Independent terrorism reviewer returns
The planned bulk powers review, due to report this summer, will be led by QC David Anderson — who previously played a key role for the government as it was drafting the IP bill, as its independent terrorism legislation reviewer.
In his letter to the Home Secretary back in April, Labour’s Burnham described it as “imperative” an independent review of bulk powers be set up, writing: “I would be open to a discussion about the various forms this independent review could take but it is imperative that we get it up and running. I will consider carefully the nature and extent of the bulk powers in this Bill in light of the review.”
Yesterday in parliament he said he was “pleased” the government had agreed to a review and approached Anderson to lead it. “We, on this side of the House, strongly welcome that development and we believe in the end it will build trust and support behind her Bill,” he added.
“There are other areas in which we wish to see significant movement and we will continue to work in a constructive spirit to achieve it. But this letter shows that the Home Secretary is listening and that bodes well for the rest of this Bill’s passage.”
A flagship recommendation from Anderson’s earlier report on this area of legislation was that government ministers should hand intercept warrant sign offs to the judiciary — a suggested change only partially reflected in the bill before parliament now, which has a so called ‘double lock’ sign off mechanism, involving both judiciary and senior ministers (although it also allows for the Home Secretary to solely authorize so called ’emergency warrants’ which are then retrospectively reviewed by a judge).
Anderson also considered bulk powers in his prior report which was generally supportive of security agencies being able to use the controversial capability — leading to criticism of the review by civil rights groups.
Liberty for example, which is challenging the legality of bulk collection/mass interception in the European Court of Human Rights, criticized the earlier report for offering only six Agency case studies as justification for bulk collection — arguing that this “vague and limited information” was not substantial enough to assess security outcomes had other more targeted surveillance methods been used.

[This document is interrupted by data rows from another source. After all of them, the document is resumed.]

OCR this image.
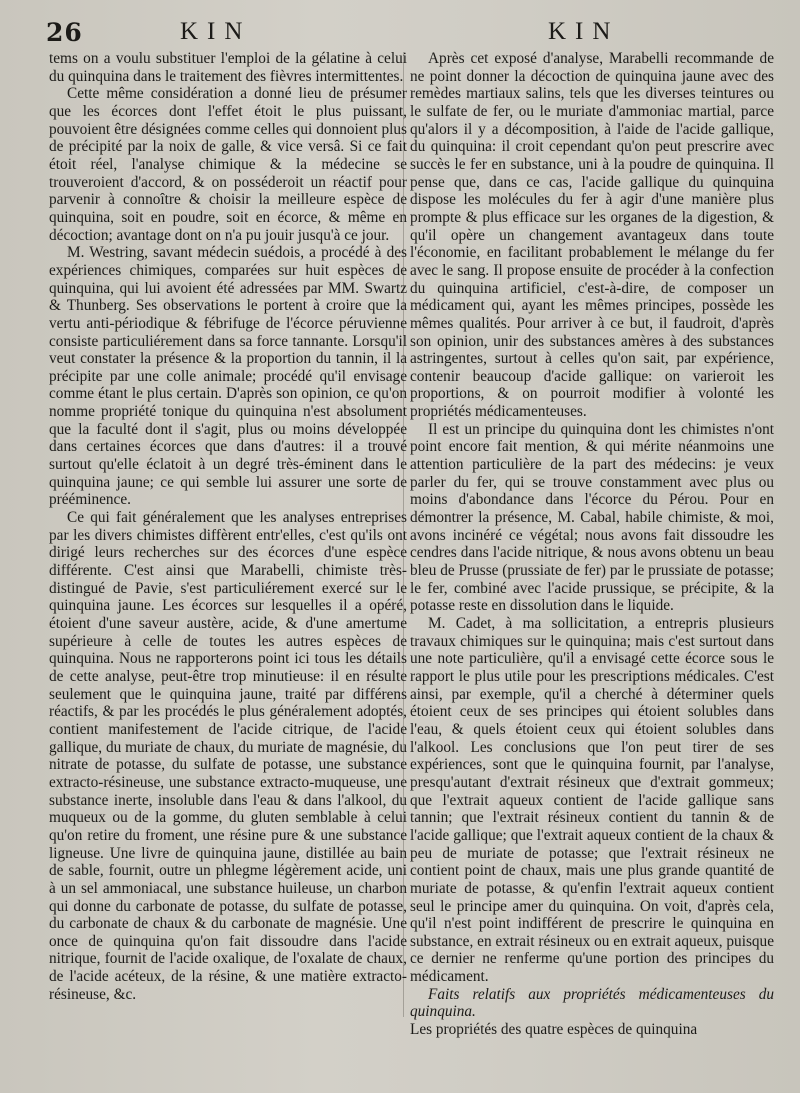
26	KIN	KIN

tems on a voulu substituer l'emploi de la gélatine à celui du quinquina dans le traitement des fièvres intermittentes.

Cette même considération a donné lieu de présumer que les écorces dont l'effet étoit le plus puissant, pouvoient être désignées comme celles qui donnoient plus de précipité par la noix de galle, & vice versâ. Si ce fait étoit réel, l'analyse chimique & la médecine se trouveroient d'accord, & on posséderoit un réactif pour parvenir à connoître & choisir la meilleure espèce de quinquina, soit en poudre, soit en écorce, & même en décoction; avantage dont on n'a pu jouir jusqu'à ce jour.

M. Westring, savant médecin suédois, a procédé à des expériences chimiques, comparées sur huit espèces de quinquina, qui lui avoient été adressées par MM. Swartz & Thunberg. Ses observations le portent à croire que la vertu anti-périodique & fébrifuge de l'écorce péruvienne consiste particuliérement dans sa force tannante. Lorsqu'il veut constater la présence & la proportion du tannin, il la précipite par une colle animale; procédé qu'il envisage comme étant le plus certain. D'après son opinion, ce qu'on nomme propriété tonique du quinquina n'est absolument que la faculté dont il s'agit, plus ou moins développée dans certaines écorces que dans d'autres: il a trouvé surtout qu'elle éclatoit à un degré très-éminent dans le quinquina jaune; ce qui semble lui assurer une sorte de prééminence.

Ce qui fait généralement que les analyses entreprises par les divers chimistes diffèrent entr'elles, c'est qu'ils ont dirigé leurs recherches sur des écorces d'une espèce différente. C'est ainsi que Marabelli, chimiste très-distingué de Pavie, s'est particuliérement exercé sur le quinquina jaune. Les écorces sur lesquelles il a opéré, étoient d'une saveur austère, acide, & d'une amertume supérieure à celle de toutes les autres espèces de quinquina. Nous ne rapporterons point ici tous les détails de cette analyse, peut-être trop minutieuse: il en résulte seulement que le quinquina jaune, traité par différens réactifs, & par les procédés le plus généralement adoptés, contient manifestement de l'acide citrique, de l'acide gallique, du muriate de chaux, du muriate de magnésie, du nitrate de potasse, du sulfate de potasse, une substance extracto-résineuse, une substance extracto-muqueuse, une substance inerte, insoluble dans l'eau & dans l'alkool, du muqueux ou de la gomme, du gluten semblable à celui qu'on retire du froment, une résine pure & une substance ligneuse. Une livre de quinquina jaune, distillée au bain de sable, fournit, outre un phlegme légèrement acide, uni à un sel ammoniacal, une substance huileuse, un charbon qui donne du carbonate de potasse, du sulfate de potasse, du carbonate de chaux & du carbonate de magnésie. Une once de quinquina qu'on fait dissoudre dans l'acide nitrique, fournit de l'acide oxalique, de l'oxalate de chaux, de l'acide acéteux, de la résine, & une matière extracto-résineuse, &c.

Après cet exposé d'analyse, Marabelli recommande de ne point donner la décoction de quinquina jaune avec des remèdes martiaux salins, tels que les diverses teintures ou le sulfate de fer, ou le muriate d'ammoniac martial, parce qu'alors il y a décomposition, à l'aide de l'acide gallique, du quinquina: il croit cependant qu'on peut prescrire avec succès le fer en substance, uni à la poudre de quinquina. Il pense que, dans ce cas, l'acide gallique du quinquina dispose les molécules du fer à agir d'une manière plus prompte & plus efficace sur les organes de la digestion, & qu'il opère un changement avantageux dans toute l'économie, en facilitant probablement le mélange du fer avec le sang. Il propose ensuite de procéder à la confection du quinquina artificiel, c'est-à-dire, de composer un médicament qui, ayant les mêmes principes, possède les mêmes qualités. Pour arriver à ce but, il faudroit, d'après son opinion, unir des substances amères à des substances astringentes, surtout à celles qu'on sait, par expérience, contenir beaucoup d'acide gallique: on varieroit les proportions, & on pourroit modifier à volonté les propriétés médicamenteuses.

Il est un principe du quinquina dont les chimistes n'ont point encore fait mention, & qui mérite néanmoins une attention particulière de la part des médecins: je veux parler du fer, qui se trouve constamment avec plus ou moins d'abondance dans l'écorce du Pérou. Pour en démontrer la présence, M. Cabal, habile chimiste, & moi, avons incinéré ce végétal; nous avons fait dissoudre les cendres dans l'acide nitrique, & nous avons obtenu un beau bleu de Prusse (prussiate de fer) par le prussiate de potasse; le fer, combiné avec l'acide prussique, se précipite, & la potasse reste en dissolution dans le liquide.

M. Cadet, à ma sollicitation, a entrepris plusieurs travaux chimiques sur le quinquina; mais c'est surtout dans une note particulière, qu'il a envisagé cette écorce sous le rapport le plus utile pour les prescriptions médicales. C'est ainsi, par exemple, qu'il a cherché à déterminer quels étoient ceux de ses principes qui étoient solubles dans l'eau, & quels étoient ceux qui étoient solubles dans l'alkool. Les conclusions que l'on peut tirer de ses expériences, sont que le quinquina fournit, par l'analyse, presqu'autant d'extrait résineux que d'extrait gommeux; que l'extrait aqueux contient de l'acide gallique sans tannin; que l'extrait résineux contient du tannin & de l'acide gallique; que l'extrait aqueux contient de la chaux & peu de muriate de potasse; que l'extrait résineux ne contient point de chaux, mais une plus grande quantité de muriate de potasse, & qu'enfin l'extrait aqueux contient seul le principe amer du quinquina. On voit, d'après cela, qu'il n'est point indifférent de prescrire le quinquina en substance, en extrait résineux ou en extrait aqueux, puisque ce dernier ne renferme qu'une portion des principes du médicament.

Faits relatifs aux propriétés médicamenteuses du quinquina.

Les propriétés des quatre espèces de quinquina
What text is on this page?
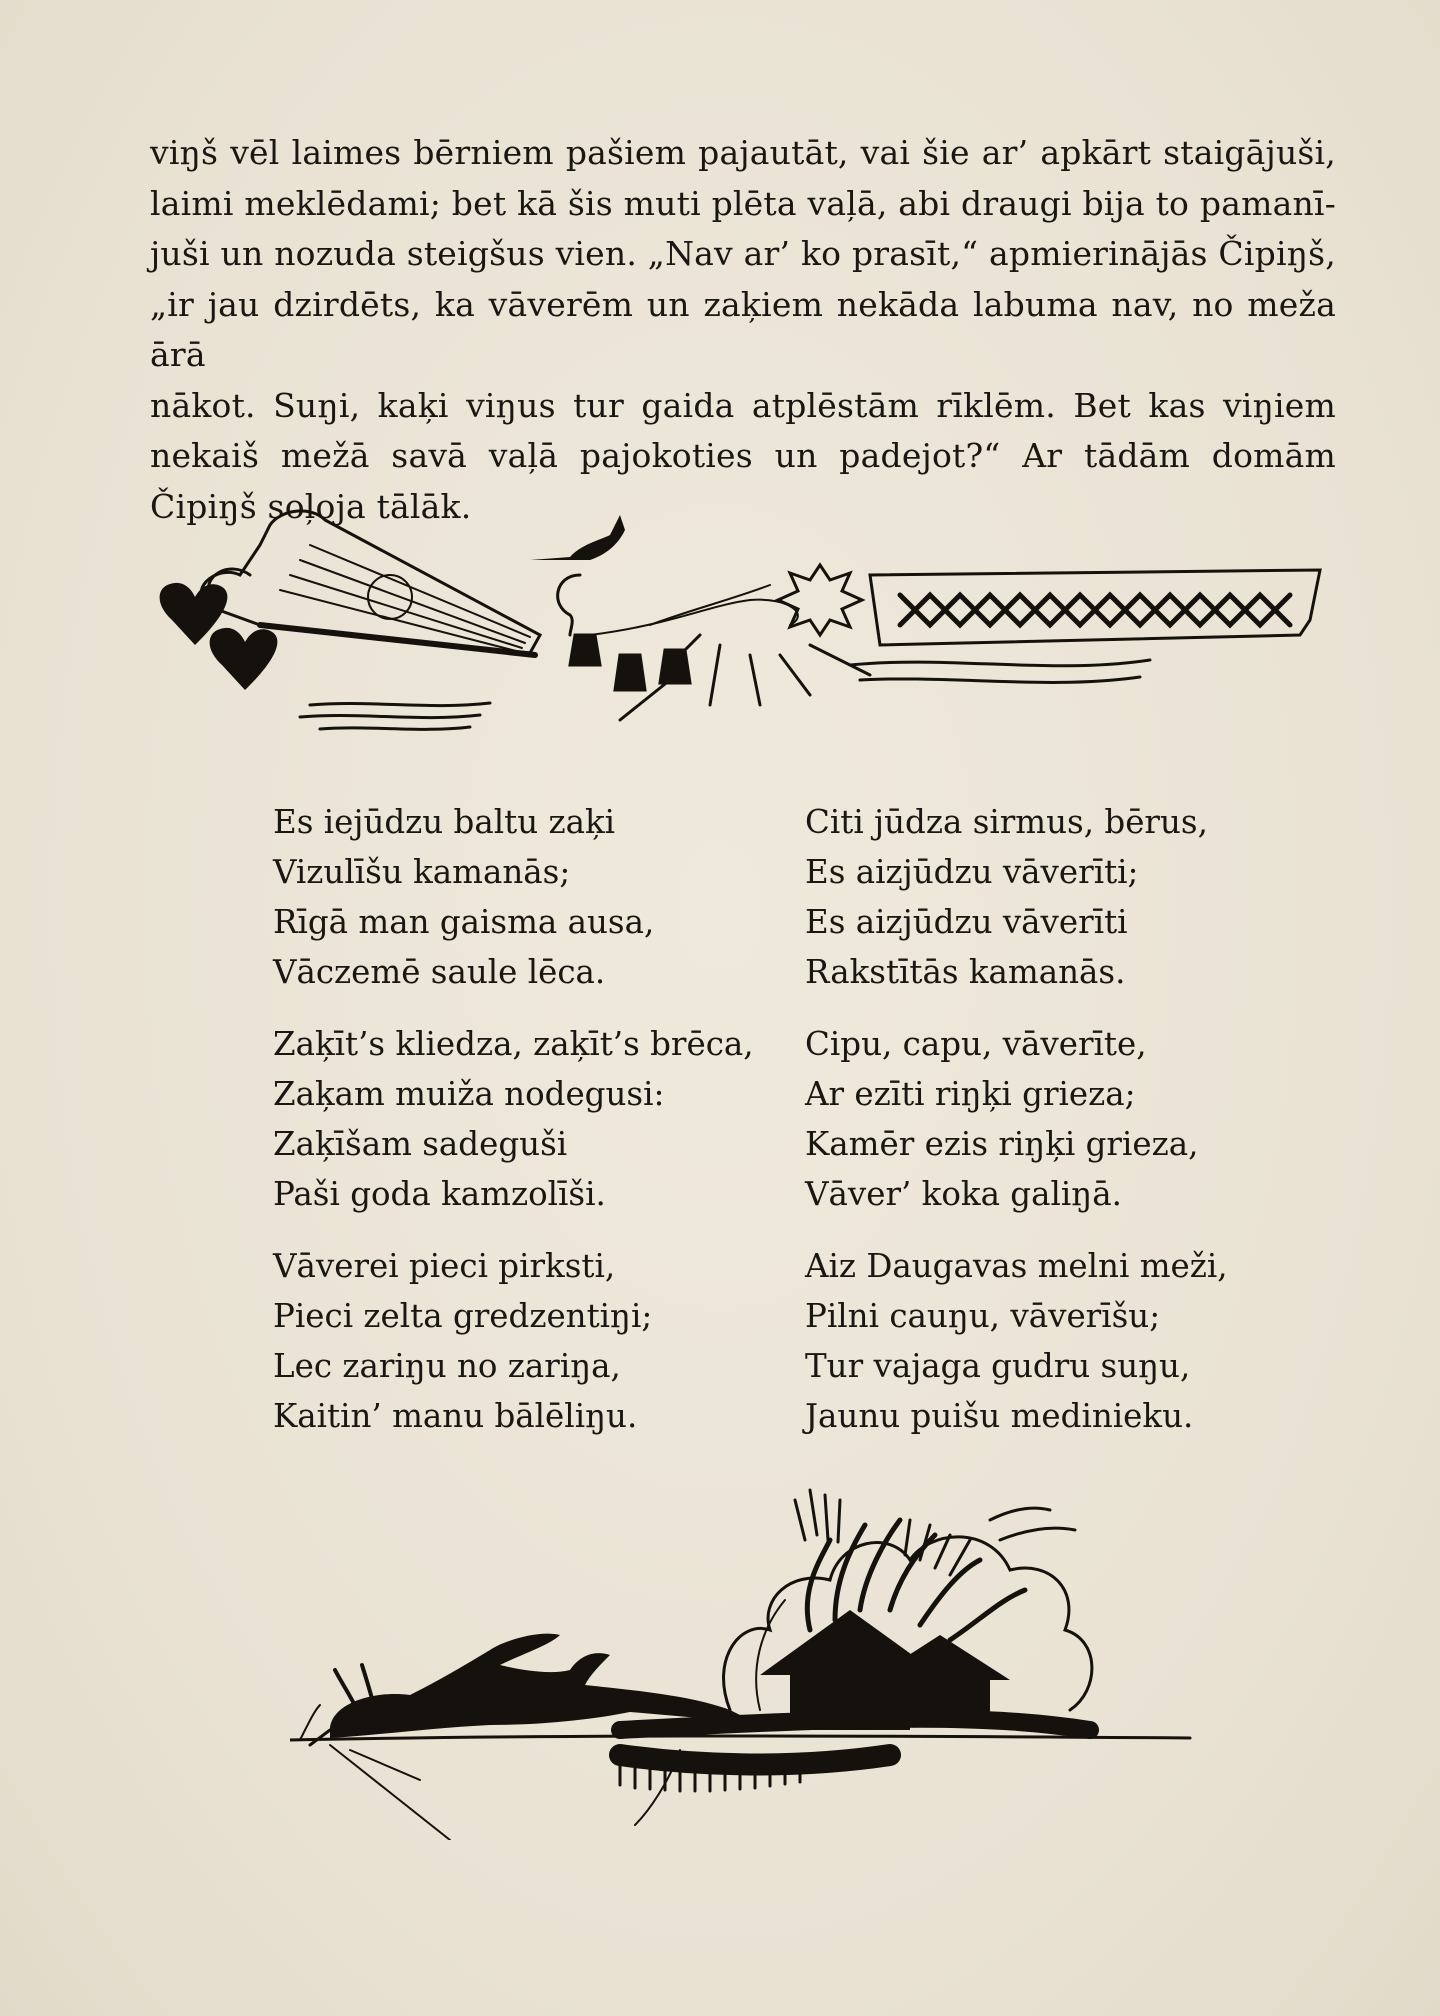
viŋš vēl laimes bērniem pašiem pajautāt, vai šie ar’ apkārt staigājuši,

laimi meklēdami; bet kā šis muti plēta vaļā, abi draugi bija to pamanī-

juši un nozuda steigšus vien. „Nav ar’ ko prasīt,“ apmierinājās Čipiŋš,

„ir jau dzirdēts, ka vāverēm un zaķiem nekāda labuma nav, no meža ārā

nākot. Suŋi, kaķi viŋus tur gaida atplēstām rīklēm. Bet kas viŋiem

nekaiš mežā savā vaļā pajokoties un padejot?“ Ar tādām domām

Čipiŋš soļoja tālāk.

Es iejūdzu baltu zaķi
Vizulīšu kamanās;
Rīgā man gaisma ausa,
Vāczemē saule lēca.
Zaķīt’s kliedza, zaķīt’s brēca,
Zaķam muiža nodegusi:
Zaķīšam sadeguši
Paši goda kamzolīši.
Vāverei pieci pirksti,
Pieci zelta gredzentiŋi;
Lec zariŋu no zariŋa,
Kaitin’ manu bālēliŋu.
Citi jūdza sirmus, bērus,
Es aizjūdzu vāverīti;
Es aizjūdzu vāverīti
Rakstītās kamanās.
Cipu, capu, vāverīte,
Ar ezīti riŋķi grieza;
Kamēr ezis riŋķi grieza,
Vāver’ koka galiŋā.
Aiz Daugavas melni meži,
Pilni cauŋu, vāverīšu;
Tur vajaga gudru suŋu,
Jaunu puišu medinieku.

That said, Anderson’s prior support for bulk powers was predicated upon there also being “strict additional safeguards” in the associated legislation — including: judicial authorization; tighter operational/mission definitions of the purposes for which bulk data is being sought; and bulk warrants being typically targeted at the communications of people believed to be outside the UK at the time of the sought for communications.
So it remains to be see whether Anderson will judge the IP bill includes enough of these safeguards to justify continued state used of mass interception powers. Since his prior report, multiple parliamentary committees have scrutinized the draft bill and been critical of its overly broad powers, a lack of clarity and not enough privacy safeguards.
It is also not clear whether the bulk powers review will include the IP bill’s web logging proposals — aka the Internet Connection Records (ISCs) that ISPs will be required to record and retain for 12 months, creating records of all the websites and services accessed by their users for the past year. A Home Office spokesman declined to specify whether ISCs will be included in Anderson’s forthcoming review.
Logging the digital activity of every UK citizen ‘just in case’ sounds very much like a bulk capability that sorely needs reviewing for proportionality so let’s hope so. Update: Burnham’s spokesman has now confirmed the review will not include ISCs but only focus on capabilities badged as “bulk” in the bill. So that’s a missed opportunity then.
In a statement a spokesman for the Home Office added: “The Home Secretary has always been clear she will listen to the constructive views of politicians from all sides of the House to ensure the passage of this important Bill. The Government will be bringing forward amendments at Report Stage.”
At the European level, EU mass surveillance legislation was overturned by the European Court of Justice, back in April 2014, which judged such bulk intercept powers as contravening fundamental privacy and human rights.